Friday, 5 December 2008

Drug Testing - redux

Ivanchuk's missed drug test at the Dresden Olympiad has become a bigger story since I posted on it earlier this week, and in light of that I think I should clarify some things in my earlier post.
Firstly, I fully support Ivanchuk's refusal to submit to doping control, and I would protest any sanctions applied to him.
Secondly, for those who argue 'rules are rules', here is a recap of my experience in 2004, just to demonstrate how poorly FIDE handle the issue of drug testing.
After my round 10 game I was approached by an official and asked to submit to a drug test. I requested that my team captain (IA Cathy Rogers) accompany to the testing room. When we arrived there were no FIDE officials present, just the doctor who was to supervise the test. As I spoke no Spanish, and he very little English, an interpreter had to be found before the process could commence. When the interpreter arrived (GM Stuart Conquest btw) I asked the doctor what performance enhancing drugs FIDE believed I was using. While I thought this was a perfectly reasonable question, he looked somewhat confused. After repeating the question, he replied that there were none as far as he could see. I then stated I would not take the test and made a written statement explaining my reasons. I felt I should not be compelled to prove my 'innocence', especially as I was not being accused of any wrong doing in the first place. At this point the testing process finished. As well as no FIDE officials being present, I was not shown any FIDE documentation concerning the testing regulations or punishments.
An hour later I was requested to return to doping control as the head of the FIDE Medical Commission Jana Bellin wished to show me the FIDE regulations concerning drug testing.

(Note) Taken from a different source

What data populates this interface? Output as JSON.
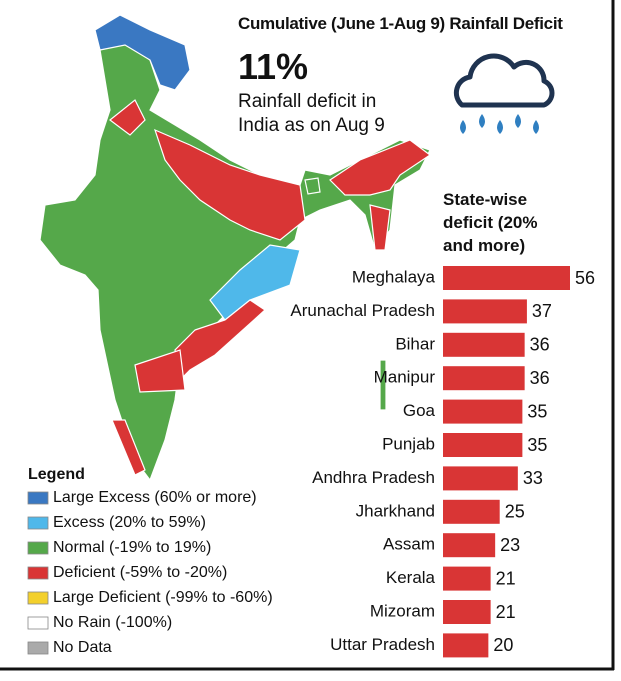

Of course this was now a meaningless act, as an entire hour had passed between my leaving doping control and returning, therebye compromising any further attempts to carry out a test.
The next day I was informed that my hearing (and Bobby Millers) would take place the following day. Of course this left both of us with very little time to recieve any kind of legal advice, and it was only coincidental that a lawyer friend of Cathy Rogers had come to the Olympiad as a spectator and was willing to help me at such short notice.
The hearing panel consisted of 5 members, and much to my surprise, one member of the panel was a player that I had defeated earlier in the Olympiad. I was informed at this stage that if I wished to postpone the hearing I would have to return to Europe at a later date (and at my own expense) if I wished to appear before it. After presenting my case, which included a representation from my lawyer that the testing procedure used by FIDE was in breach of Spanish privacy laws, the panel deliberated. In a 3-2 decision they ruled that both myself and Bobby Miller would have our individual points removed from our team totals. The two dissenting votes (GM Speelman and GM Dolmatov) argued that we should receive a warning, but no other punishment. So ultimately the decisive vote to annul my results was given by a player who I had defeated in this very tournament.
So as far as I can see FIDE broke at least 3 and possibly 4 rules in the testing and hearing procedures. There was no FIDE official present to supervise the test, I was shown no official documentation concerning the testing procedure, and the tribunal hearing my case was improperly constituted. Hanging over this was also the fact that the entire testing procedure was in breach of Spanish privacy laws.
But the fact that FIDE broke so many of their own rules and yet still ended up punishing myself and Bobby Miller demonstrates the imbalance between the power of an organisation and the power of the individual. If we blindly 'follow the rules', as so many people suggest, where is the redress when FIDE does not?

1 comment:

Anonymous said...

Hi Shaun,
You forgot to mention that when asked immediately after the hearing, Jon Speelman confirmed that the tribunal did not discuss innocence or guilt but proceeded straight to penalty. Since legally the most important part of your case was that the drug test to which FIDE was asking you to submit was not legally constituted under Spanish law the tribunal had an obligation to discuss this matter first before they could possibly proceed to the penalty part of the hearing. When I spoke to the tribunal chairman immediately after speaking to Speelman and asked him to reconvene the tribunal while everyone was still there he declined and said the tribunal had made its decision and you could appeal to the International Sport Court in Lausanne if you wished. I pointed out to him this would cost thousands and possibly tens of thousands of dollars and was quite ridiculous but he remained unmoved.

I might also add that never before have I seen the result of a tribunal hearing (including the exact penalty handed down) published in a country's national newspaper before the tribunal had actually met.